If you did not connect during installation, claim the agent to your Netdata Cloud account:
- Sign up or log in at app.netdata.cloud
- Create a Space and a Room (or use the defaults)
- Click “Connect Nodes” and copy the claiming command
The claiming command looks like this (use the exact token from your Netdata Cloud account):
sudo netdata-claim.sh -token=YOUR_CLOUD_TOKEN -rooms=YOUR_ROOM_ID -url=https://app.netdata.cloud
After claiming, the agent appears in your Netdata Cloud dashboard within a few seconds. You can now monitor this server alongside all your other Netdata nodes from a single interface. Netdata Cloud also provides composite charts that aggregate metrics from multiple servers – useful for monitoring clusters.

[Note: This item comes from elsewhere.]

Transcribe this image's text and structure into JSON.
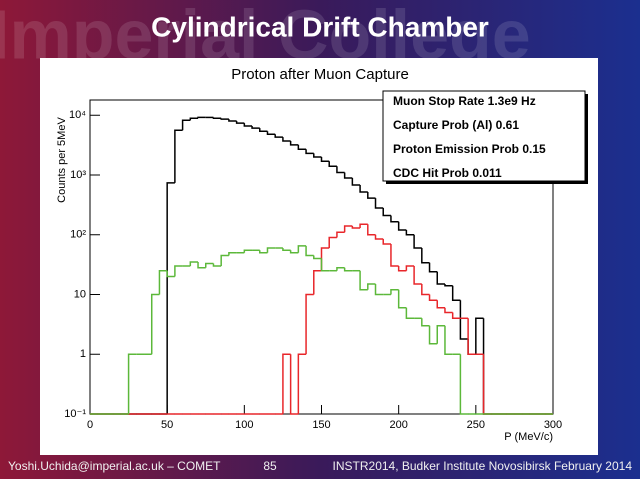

To verify the agent is connected, check the claiming status:
sudo netdatacli aclk-state
The output should show ACLK state: online if the connection to Netdata Cloud is active. If you run Netdata with Grafana, you can also export Netdata metrics to Grafana dashboards for custom visualization.
Conclusion
Netdata is now installed and running on your RHEL 10 or Rocky Linux 10 server, collecting real-time metrics for system performance, applications, and containers. The Nginx reverse proxy with basic authentication protects the dashboard from unauthorized access.
For production deployments, add TLS certificates to the Nginx proxy, configure Prometheus integration for long-term storage, and set up alarm notifications to catch issues before they affect users. Adjust the dbengine disk space settings based on your retention requirements and available storage.